Well then I guess, you need to open a feature request, or better contribute to one of the existing apps, to make it compatible with the latest Nextcloud version and/or add the features you want. And since you’re talking about clinets and use the word “we” quite often, I guess this instance is used commercialy, so there’s of course always the possibilty to hire a developer that does it for you.
Maybe you should elaborate a bit what exatley happens and how those files got created and uploaded, because I cannot reproduce this. I just uploaded a few files I created two weeks ago, and Nextcloud’s WebUI says “Modified 2 weeks ago”
Why the **** are you only mentioning this as a side note now, when it’s actually the main issue, and the whole discussion about unzipping files on Nextcloud is really just about testing whether it would help work around the main issue, which it probably won’t, and if it would it would be a bad way to work around a problem that shouldn’t exist in the first place.
but we’ve seen so many solutions for that since 10 or 20 years.
it will take some effort, same as on mailserver etc. but if one DOES it, it is OK. Especially if “good enough” is enough.
and many of the remaining same security weaknesses are ones that are in NC in general and it would not hurt to start looking into them
for zips, it’s like on a mailserver, one can do things like:
extract with a different user
i.e. attach a small ramdisk with limits, extract there, move over, remove ramdisk - (a docker sidecar with auomatic restart in today’s terms)

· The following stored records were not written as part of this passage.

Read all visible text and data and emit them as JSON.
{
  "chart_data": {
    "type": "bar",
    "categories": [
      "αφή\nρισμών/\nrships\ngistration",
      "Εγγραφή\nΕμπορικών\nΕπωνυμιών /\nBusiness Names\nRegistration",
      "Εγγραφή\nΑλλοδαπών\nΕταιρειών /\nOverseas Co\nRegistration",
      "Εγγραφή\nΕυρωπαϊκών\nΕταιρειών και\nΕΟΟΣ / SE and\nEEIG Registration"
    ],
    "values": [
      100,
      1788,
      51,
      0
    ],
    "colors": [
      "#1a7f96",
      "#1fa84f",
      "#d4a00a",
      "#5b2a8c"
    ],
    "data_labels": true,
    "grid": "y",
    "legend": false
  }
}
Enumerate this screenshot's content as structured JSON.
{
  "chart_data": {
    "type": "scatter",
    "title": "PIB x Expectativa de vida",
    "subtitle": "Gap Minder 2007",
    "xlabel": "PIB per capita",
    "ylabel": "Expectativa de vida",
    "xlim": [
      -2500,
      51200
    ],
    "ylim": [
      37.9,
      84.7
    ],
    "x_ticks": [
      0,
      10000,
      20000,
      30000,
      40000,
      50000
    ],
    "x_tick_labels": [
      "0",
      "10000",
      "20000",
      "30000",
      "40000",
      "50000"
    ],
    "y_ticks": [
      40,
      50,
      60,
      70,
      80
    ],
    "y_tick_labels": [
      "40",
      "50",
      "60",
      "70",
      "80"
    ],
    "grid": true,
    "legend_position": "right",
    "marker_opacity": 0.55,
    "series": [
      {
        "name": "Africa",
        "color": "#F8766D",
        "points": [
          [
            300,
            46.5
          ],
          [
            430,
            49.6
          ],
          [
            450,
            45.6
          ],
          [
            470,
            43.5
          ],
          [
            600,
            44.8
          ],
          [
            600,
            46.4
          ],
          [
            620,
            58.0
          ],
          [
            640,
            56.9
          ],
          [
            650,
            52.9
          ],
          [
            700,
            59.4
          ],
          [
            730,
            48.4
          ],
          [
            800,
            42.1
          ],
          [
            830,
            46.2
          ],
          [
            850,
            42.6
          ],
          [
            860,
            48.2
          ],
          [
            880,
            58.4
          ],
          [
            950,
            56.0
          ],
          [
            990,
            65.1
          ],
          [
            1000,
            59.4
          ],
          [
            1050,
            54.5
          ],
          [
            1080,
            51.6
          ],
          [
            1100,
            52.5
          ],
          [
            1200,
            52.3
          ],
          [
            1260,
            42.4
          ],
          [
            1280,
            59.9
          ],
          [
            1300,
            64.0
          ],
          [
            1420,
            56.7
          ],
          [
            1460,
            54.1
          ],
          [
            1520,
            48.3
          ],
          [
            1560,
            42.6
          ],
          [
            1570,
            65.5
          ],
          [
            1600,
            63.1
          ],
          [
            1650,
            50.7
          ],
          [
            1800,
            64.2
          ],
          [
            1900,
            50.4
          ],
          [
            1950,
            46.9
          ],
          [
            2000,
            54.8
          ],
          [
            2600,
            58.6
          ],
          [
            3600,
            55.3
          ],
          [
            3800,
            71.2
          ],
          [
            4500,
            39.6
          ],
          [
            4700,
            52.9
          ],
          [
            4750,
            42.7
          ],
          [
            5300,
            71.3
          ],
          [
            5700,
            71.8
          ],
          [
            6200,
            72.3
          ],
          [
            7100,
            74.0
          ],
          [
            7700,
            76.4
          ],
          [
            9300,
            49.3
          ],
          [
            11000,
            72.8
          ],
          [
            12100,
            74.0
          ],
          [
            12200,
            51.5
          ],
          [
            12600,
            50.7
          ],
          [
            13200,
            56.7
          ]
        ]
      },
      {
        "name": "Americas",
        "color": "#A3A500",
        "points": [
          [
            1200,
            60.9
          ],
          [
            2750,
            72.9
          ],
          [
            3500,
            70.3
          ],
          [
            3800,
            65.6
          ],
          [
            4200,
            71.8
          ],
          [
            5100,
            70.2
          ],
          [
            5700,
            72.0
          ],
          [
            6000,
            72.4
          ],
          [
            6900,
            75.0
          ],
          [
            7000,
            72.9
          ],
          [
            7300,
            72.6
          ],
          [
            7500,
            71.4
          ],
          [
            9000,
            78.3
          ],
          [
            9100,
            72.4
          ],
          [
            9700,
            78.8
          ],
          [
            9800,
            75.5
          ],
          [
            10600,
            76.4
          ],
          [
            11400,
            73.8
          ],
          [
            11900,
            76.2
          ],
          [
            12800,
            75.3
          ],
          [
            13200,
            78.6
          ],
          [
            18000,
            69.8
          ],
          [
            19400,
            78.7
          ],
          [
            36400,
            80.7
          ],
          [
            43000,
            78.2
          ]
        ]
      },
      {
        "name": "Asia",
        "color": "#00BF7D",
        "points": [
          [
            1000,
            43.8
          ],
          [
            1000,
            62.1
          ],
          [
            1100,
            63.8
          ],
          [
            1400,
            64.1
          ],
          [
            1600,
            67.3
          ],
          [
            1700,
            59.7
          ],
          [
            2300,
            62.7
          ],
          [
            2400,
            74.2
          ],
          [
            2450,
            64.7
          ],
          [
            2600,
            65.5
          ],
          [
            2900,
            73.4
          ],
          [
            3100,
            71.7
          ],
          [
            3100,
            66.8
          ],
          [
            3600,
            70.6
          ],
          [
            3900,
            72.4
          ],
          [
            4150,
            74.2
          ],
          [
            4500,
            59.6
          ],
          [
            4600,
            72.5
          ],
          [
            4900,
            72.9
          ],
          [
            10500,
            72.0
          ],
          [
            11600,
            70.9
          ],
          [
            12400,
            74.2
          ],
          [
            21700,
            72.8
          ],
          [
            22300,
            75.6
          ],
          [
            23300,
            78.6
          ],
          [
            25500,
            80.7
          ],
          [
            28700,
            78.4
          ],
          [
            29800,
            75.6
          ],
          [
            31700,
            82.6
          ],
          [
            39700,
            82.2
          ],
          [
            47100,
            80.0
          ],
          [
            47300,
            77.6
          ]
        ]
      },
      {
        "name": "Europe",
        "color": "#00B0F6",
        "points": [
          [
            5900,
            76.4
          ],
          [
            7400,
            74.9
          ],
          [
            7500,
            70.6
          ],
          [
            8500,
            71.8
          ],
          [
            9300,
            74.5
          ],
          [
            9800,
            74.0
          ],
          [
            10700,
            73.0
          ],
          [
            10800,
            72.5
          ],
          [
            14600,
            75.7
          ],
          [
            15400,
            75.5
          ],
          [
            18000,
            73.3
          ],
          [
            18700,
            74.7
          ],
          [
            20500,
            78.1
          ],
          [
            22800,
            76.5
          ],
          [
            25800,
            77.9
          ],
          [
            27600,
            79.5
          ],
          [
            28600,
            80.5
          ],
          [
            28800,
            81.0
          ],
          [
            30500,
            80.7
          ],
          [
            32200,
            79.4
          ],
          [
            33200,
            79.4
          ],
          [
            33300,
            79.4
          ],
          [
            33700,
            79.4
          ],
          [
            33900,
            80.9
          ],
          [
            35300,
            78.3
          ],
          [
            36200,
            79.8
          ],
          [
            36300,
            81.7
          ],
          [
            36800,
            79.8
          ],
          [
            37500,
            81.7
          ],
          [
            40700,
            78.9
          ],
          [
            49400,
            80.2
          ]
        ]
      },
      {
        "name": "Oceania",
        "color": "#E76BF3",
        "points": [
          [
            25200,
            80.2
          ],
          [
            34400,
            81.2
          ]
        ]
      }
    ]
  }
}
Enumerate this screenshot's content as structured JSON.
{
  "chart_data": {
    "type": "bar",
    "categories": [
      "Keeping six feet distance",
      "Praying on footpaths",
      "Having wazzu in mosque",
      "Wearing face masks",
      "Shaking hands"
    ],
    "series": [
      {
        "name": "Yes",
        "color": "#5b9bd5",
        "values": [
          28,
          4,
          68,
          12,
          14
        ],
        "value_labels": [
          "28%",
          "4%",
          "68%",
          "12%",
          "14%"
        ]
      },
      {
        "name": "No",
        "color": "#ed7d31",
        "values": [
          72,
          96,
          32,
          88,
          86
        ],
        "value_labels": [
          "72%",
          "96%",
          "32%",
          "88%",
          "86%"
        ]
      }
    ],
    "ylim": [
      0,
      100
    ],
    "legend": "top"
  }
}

extract in a retricted container
extract into some virtual filesystem and put a pipe’d dd size=1024K count=512 in the middle of it to simply don’t process as many chars are in a larger file
use some broker daemon that accepts the file and passes it to a scanner and then to a process that extracts it and surveil both
just LIST THE DAMN ZIP FILE and check how much is inside, don’t process that output in a stupid way.
have proper audit logs so admins can trace if it was an attack by a valid user and gauge if they did it intentionally or were trapped
use a lightweight isolation like nsjail when not in docker
i say that as someone who linked to file:///dev/zero on their blog to annoy their friends - the point being, it goes both ways, we are not helpless. it’s a design issue for sure, but there are a million of those and a solution could copy over to solve many.
I would like most of this process to be involved in any object received and then it would probably cut out a ton of attack surface.
The idea that this cannot be integrated because it is so easy to exploint (but the users should extract the thing on their computer) is a false friend IMO. The interesting question is how to make it safe(r) for the system as a whole if it happens, and from there you get to a better handling of other uploads, safer startup with a full disk etc.
Yes, but that’s a completely different and very specific use case, and maybe it could be a legitimate feature request for allowing the mail app to open zip file in a very limited scope.
Although even for that usecase, I think there are better ways to handle atachements than using zip files. For example, by stripping out the attachments from the email, and adding a downliad link to the emails instead, before delivering them to the users inboxes.
Of course, this would have to be implemented on the mail server stack or the security solution used on it, where there usually isn’t a webinterface, where end-users could directly extract these zip files. If at all they can download them from a webmail client to ther computer, which doesn’t cause the same security implications as extracting them directly in a web application.
And in general, I can only repeat that if this were to be implemented, it would have to be done very carefully, and while your concepts of how to implement this in theory may all be good, in practice there are sometimes much simpler reasons why it is not done.
One reason could simply be the resources it ties up. Implementing a feature is one thing, but after that it also needs to be maintained. Also, Nextcloud is not built from scratch, a lot of it is based on Symfony, so there may be technical limitations as well.
But feel free to let the developers know your suggestions directly by opening a detailed feature request on GitHub, or if you are a developer yourself, maybe even provide the code via pull request, or maybe better as a separate app.
I described it as it showed up for us: this seemed like a minor prob for my client (that mod dates are uploading dates) – main issue was that client wants to upload + unzip ZIPs…
But now main issue is rather that Plesk firewall or whatever puts any users IP on blocked IPs pretty fast, and I try to figure out, why. Deactivate “mod security” and / or “recidive”? Deactivate it entirely?